Fenerbahçe, artık sağlı sollu bekleriyle hücum eden bir takım değil. Daha disiplinli ve daha kontrollü çıkıyor. Savunma güvenliği hep ön planda. Nazım Sangare'nin alışması, Caner Erkin'in daha tedbirli oyunu ve Luiz Gustavo ile Ozan Tufan'ın savunma önündeki kesiciliği, Enner Valencia ve Mame Thiam'ın sürekli beklere yardımıyla birlikte Fenerbahçe daha kompakt, daha organize bir savunma anlayışına geçti. Sürekli ters kademelere giren Fenerbahçe, kolay kolay pozisyon da vermiyor. Fenerbahçe, 9 maçlık seride sadece 5 gol yedi.
Fenerbahçe artık sürekli orta yapan, topu sabırla sağdan sola, soldan sağa döndüren bir takım değil. Kapılan toplarla birlikte daha direkt hücum ediyor. Ozan Tufan ve Luiz Gustavo önlerinde alan varsa beklemek yerine direkt bu alanı kat ederek çıkıyor ya da hızlıca dikine ilk pas opsiyonunu değerlendirmeye çalışıyor. Szalai ilk 11'e girdikten sonra bu oyun anlayışını 1 tık yukarı çıkardı. Direkt olarak Szalai hücum hattına topu aktarıyor. Pelkas, oynadığı süreçte genel olarak oyun hızını artıran faktördü. Fenerbahçe'nin 9 maçta attığı gollerin büyük kısmı hızlıca ve 3-4 pas üstünden geldi. Fenerbahçe, Hatayspor'a da benzer şekilde bir gol attı. Ancak, direkt çıkamadığı ikinci yarıda çok büyük baskı yedi.

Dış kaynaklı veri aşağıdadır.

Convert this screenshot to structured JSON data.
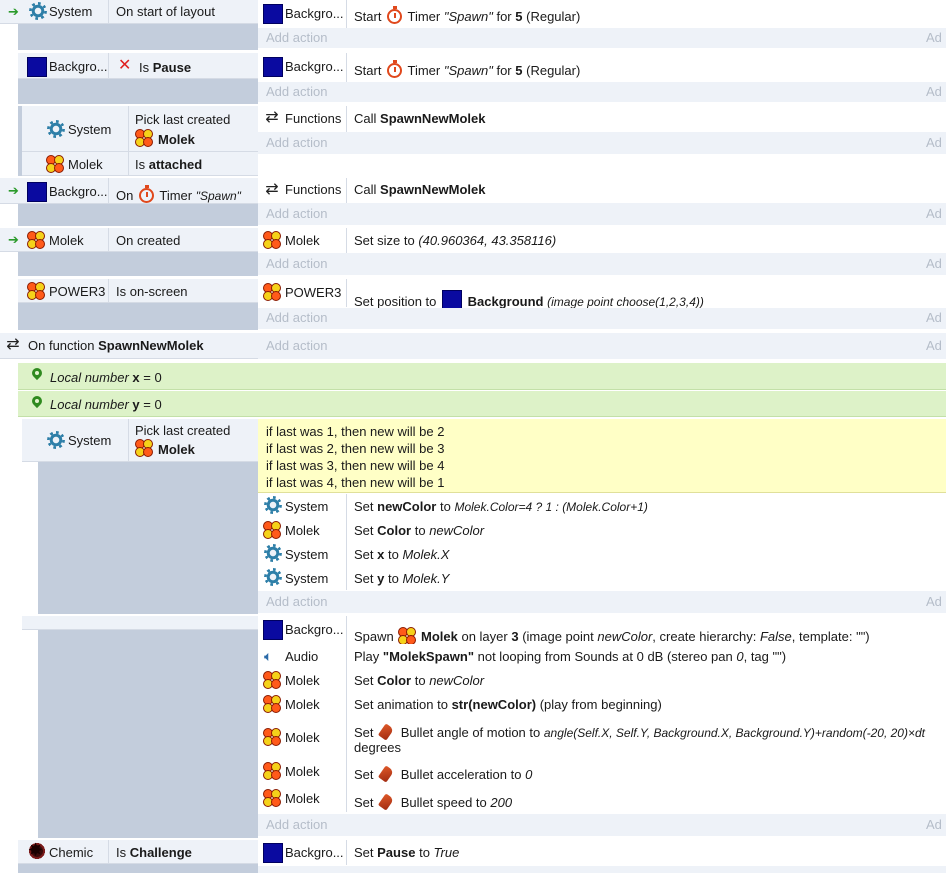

Fenerbahçe, hücumda artık daha hareketli ve daha atletik bir takım. Mame Thiam, Mbwana Samatta ve Enner Valencia'nın atletizmleri büyük fark yaratmaya başladı. Pelkas gibi fizik gücü düşük ama düşünce gücü ve hızı yüksek bir oyuncu, 3 atlet oyuncuyu mükemmel tamamladı. Sürekli hareket ediyor, sürekli birbirleriyle paslaşarak boş alanlara kaçıyorlar. Bu durum, Fenerbahçe'nin kapalı savunmalara karşı bulduğu etkileyici bir çözüm oldu. Bu 4 isme Bright Osayi-Samuel gibi kolay adam eksiltebilen ve hızı Süper Lig ortalamasının çok üstünde bir isim eklenince, son 2 maçta farklı çözümler de görmüş olduk.
Tabii ki Altay Bayındır, 9 maçlık seride 'iyi' kaleciden 'büyük' kaleci seviyesine atladı, aradaki çok iyi kaleci seviyesini pas geçti. Fikstüre bakıp Fenerbahçe'nin kolay kazandığı düşünülecek Başakşehir, Erzurumspor, Ankaragücü gibi maçlarda bile skor 0-0'ken veya 1-0 Fenerbahçe öndeyken sonuca doğrudan etki edecek kurtarışlar yapmayı başardı. Şöyle özetleyelim; Altay Bayındır'ın bu sezon kurtarış oranı %74, Uğurcan Çakır ile eşit! Bayern Münih'ten Manuel Neuer yüzde 64, Liverpool'dan Alisson yüzde 71. Bu seviyenin bir üstü ise %84 ile Oblak zaten.